Rami Abdelrahman, head of the Syrian Observatory for Human Rights, leaves the Foreign and Commonwealth Office after meeting Britain’s Foreign Secretary, William Hague, in central London November 21, 2011 (Photo: Reuters/Luke MacGregor)
Syrian military planes pounded a rebel-held area of the northern city of Aleppo on Wednesday as opposition fighters claimed to have seized parts of a town on the Iraqi border, a watchdog said.
Twelve people were also killed by troops in a raid on a Damascus district, according to the Syrian Observatory for Human Rights, a day after it reported dozens killed when regime forces stormed another suburb of the capital.
It said rebel fighters had seized control of an intelligence office and checkpoints in the eastern town of Albu Kamal on the Iraqi border.
"The rebels have seized parts of the town, including several checkpoints," Observatory director Rami Abdel Rahman told AFP. "But it would be very hard for the rebels to take the whole of it, because there are hundreds of regime forces deployed there."
In Aleppo, fighter jets struck the southern district of Sheikh Saeed after regime forces and rebels clashes near a missiles depot in the area, the Observatory said.

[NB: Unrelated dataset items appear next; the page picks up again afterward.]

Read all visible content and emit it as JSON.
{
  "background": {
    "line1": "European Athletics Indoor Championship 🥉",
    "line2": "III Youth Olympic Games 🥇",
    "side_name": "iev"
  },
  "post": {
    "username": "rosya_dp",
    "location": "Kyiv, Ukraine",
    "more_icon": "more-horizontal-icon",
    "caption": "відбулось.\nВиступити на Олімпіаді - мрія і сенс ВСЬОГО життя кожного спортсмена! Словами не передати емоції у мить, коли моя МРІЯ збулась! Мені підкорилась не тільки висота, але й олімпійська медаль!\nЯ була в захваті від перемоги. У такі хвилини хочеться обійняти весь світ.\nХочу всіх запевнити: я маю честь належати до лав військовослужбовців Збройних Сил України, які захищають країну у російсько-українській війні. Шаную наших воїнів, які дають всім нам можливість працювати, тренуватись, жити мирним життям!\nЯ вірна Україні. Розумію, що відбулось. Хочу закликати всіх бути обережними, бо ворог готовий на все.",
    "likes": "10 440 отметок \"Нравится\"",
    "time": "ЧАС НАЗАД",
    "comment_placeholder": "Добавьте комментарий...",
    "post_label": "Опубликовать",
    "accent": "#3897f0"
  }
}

Elsewhere in Syria's second city -- now the epicentre of the 17-month conflict -- the army shelled several other rebel-held districts, including Shaar, Sakhur and Hanano in the east, the Observatory said.
It said 31 civilians, including five women and five children, had been killed in shelling on the northern commercial hub on Tuesday.

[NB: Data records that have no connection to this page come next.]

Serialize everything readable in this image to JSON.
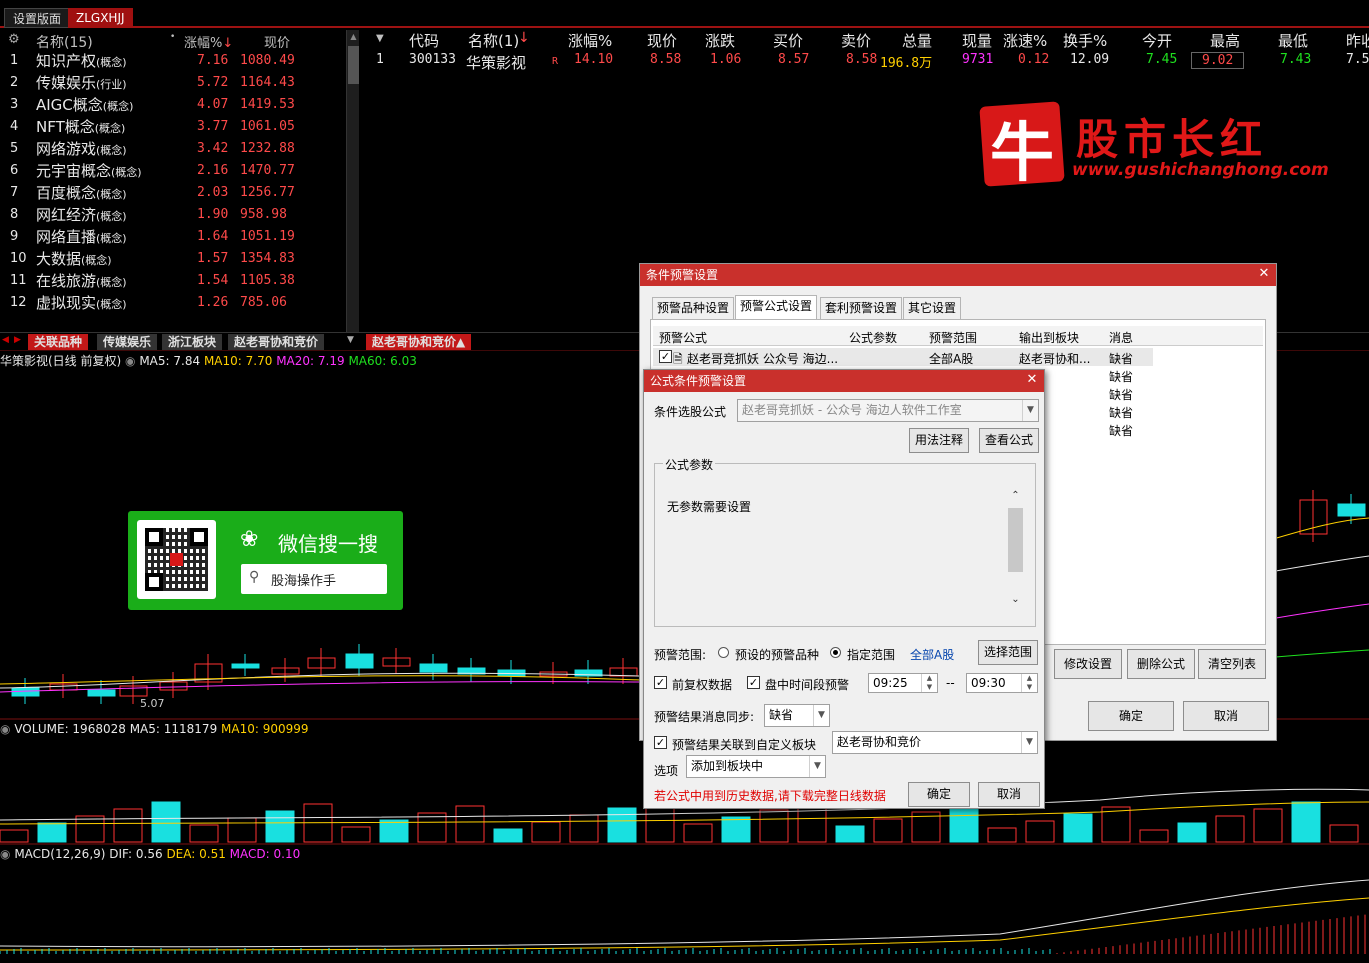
{
  "top_tabs": [
    "设置版面",
    "ZLGXHJJ"
  ],
  "sector_list": {
    "header": {
      "name": "名称(15)",
      "change": "涨幅%",
      "price": "现价"
    },
    "rows": [
      {
        "idx": "1",
        "name": "知识产权",
        "tag": "(概念)",
        "change": "7.16",
        "price": "1080.49"
      },
      {
        "idx": "2",
        "name": "传媒娱乐",
        "tag": "(行业)",
        "change": "5.72",
        "price": "1164.43"
      },
      {
        "idx": "3",
        "name": "AIGC概念",
        "tag": "(概念)",
        "change": "4.07",
        "price": "1419.53"
      },
      {
        "idx": "4",
        "name": "NFT概念",
        "tag": "(概念)",
        "change": "3.77",
        "price": "1061.05"
      },
      {
        "idx": "5",
        "name": "网络游戏",
        "tag": "(概念)",
        "change": "3.42",
        "price": "1232.88"
      },
      {
        "idx": "6",
        "name": "元宇宙概念",
        "tag": "(概念)",
        "change": "2.16",
        "price": "1470.77"
      },
      {
        "idx": "7",
        "name": "百度概念",
        "tag": "(概念)",
        "change": "2.03",
        "price": "1256.77"
      },
      {
        "idx": "8",
        "name": "网红经济",
        "tag": "(概念)",
        "change": "1.90",
        "price": "958.98"
      },
      {
        "idx": "9",
        "name": "网络直播",
        "tag": "(概念)",
        "change": "1.64",
        "price": "1051.19"
      },
      {
        "idx": "10",
        "name": "大数据",
        "tag": "(概念)",
        "change": "1.57",
        "price": "1354.83"
      },
      {
        "idx": "11",
        "name": "在线旅游",
        "tag": "(概念)",
        "change": "1.54",
        "price": "1105.38"
      },
      {
        "idx": "12",
        "name": "虚拟现实",
        "tag": "(概念)",
        "change": "1.26",
        "price": "785.06"
      }
    ]
  },
  "stock_table": {
    "headers": [
      "代码",
      "名称(1)",
      "涨幅%",
      "现价",
      "涨跌",
      "买价",
      "卖价",
      "总量",
      "现量",
      "涨速%",
      "换手%",
      "今开",
      "最高",
      "最低",
      "昨收"
    ],
    "row": {
      "idx": "1",
      "code": "300133",
      "name": "华策影视",
      "flag": "R",
      "change_pct": "14.10",
      "price": "8.58",
      "change": "1.06",
      "bid": "8.57",
      "ask": "8.58",
      "volume": "196.8万",
      "cur_vol": "9731",
      "speed": "0.12",
      "turnover": "12.09",
      "open": "7.45",
      "high": "9.02",
      "low": "7.43",
      "prev": "7.5"
    }
  },
  "bottom_tabs": [
    "关联品种",
    "传媒娱乐",
    "浙江板块",
    "赵老哥协和竞价",
    "赵老哥协和竞价▲"
  ],
  "chart_header": {
    "title": "华策影视(日线 前复权)",
    "ma5": "MA5: 7.84",
    "ma10": "MA10: 7.70",
    "ma20": "MA20: 7.19",
    "ma60": "MA60: 6.03",
    "low_mark": "5.07"
  },
  "volume_header": {
    "label": "VOLUME: 1968028",
    "ma5": "MA5: 1118179",
    "ma10": "MA10: 900999"
  },
  "macd_header": {
    "label": "MACD(12,26,9)",
    "dif": "DIF: 0.56",
    "dea": "DEA: 0.51",
    "macd": "MACD: 0.10"
  },
  "watermark": {
    "brand_char": "牛",
    "brand_text": "股市长红",
    "url": "www.gushichanghong.com"
  },
  "wechat_ad": {
    "title": "微信搜一搜",
    "search_text": "股海操作手"
  },
  "outer_dialog": {
    "title": "条件预警设置",
    "tabs": [
      "预警品种设置",
      "预警公式设置",
      "套利预警设置",
      "其它设置"
    ],
    "columns": [
      "预警公式",
      "公式参数",
      "预警范围",
      "输出到板块",
      "消息"
    ],
    "row1": {
      "formula": "赵老哥竞抓妖 公众号 海边...",
      "range": "全部A股",
      "output": "赵老哥协和...",
      "msg": "缺省"
    },
    "msgs": [
      "缺省",
      "缺省",
      "缺省",
      "缺省"
    ],
    "buttons": {
      "modify": "修改设置",
      "delete": "删除公式",
      "clear": "清空列表",
      "ok": "确定",
      "cancel": "取消"
    }
  },
  "inner_dialog": {
    "title": "公式条件预警设置",
    "formula_label": "条件选股公式",
    "formula_value": "赵老哥竞抓妖  -  公众号 海边人软件工作室",
    "usage_btn": "用法注释",
    "view_btn": "查看公式",
    "params_label": "公式参数",
    "params_text": "无参数需要设置",
    "range_label": "预警范围:",
    "range_opt1": "预设的预警品种",
    "range_opt2": "指定范围",
    "range_value": "全部A股",
    "select_range_btn": "选择范围",
    "adjusted_label": "前复权数据",
    "intraday_label": "盘中时间段预警",
    "time_start": "09:25",
    "time_sep": "--",
    "time_end": "09:30",
    "sync_label": "预警结果消息同步:",
    "sync_value": "缺省",
    "link_label": "预警结果关联到自定义板块",
    "link_value": "赵老哥协和竞价",
    "option_label": "选项",
    "option_value": "添加到板块中",
    "warning": "若公式中用到历史数据,请下载完整日线数据",
    "ok": "确定",
    "cancel": "取消"
  },
  "colors": {
    "red": "#ff4a4a",
    "green": "#1fe01f",
    "cyan": "#19e0e0",
    "yellow": "#ffd000",
    "magenta": "#ff33ff",
    "dialog_title": "#c9302c"
  }
}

In all, a least 198 people were killed on Tuesday, said the Observatory, which has a network of monitors on the ground. Among them were 127 civilians, 20 rebel fighters and 51 soldiers.
The Britain-based watchdog also said 12 men were killed by gunfire and shelling during a military raid Wednesday on the southwestern Damascus district of Kfar Sousa.
On Tuesday, the army had stormed Maadamiyat al-Sham, a suburb west of Damascus, the Observatory said, and killed dozens of people, many of them shot dead or summarily executed.
It said it had documented the names of at least 42 civilians killed there, while many more were killed when the army targeted a funeral procession.
"Initial reports say that the army targeted a funeral procession, killing at least 36 people," said the watchdog.
The mixed suburb is home to about 200,000 people including Christians, Alawites and Sunni Muslims.
The Observatory also said that dozens of unidentified bodies had been found in a basement in Maadamiyat al-Sham on Tuesday, the latest grisly find as the 17-month conflict becomes increasingly brutal.
More than 23,000 people have been killed in Syria since the outbreak of an anti-regime revolt in March last year, according to the Observatory. The UN puts the death toll at 17,000.
It is impossible to verify the figures.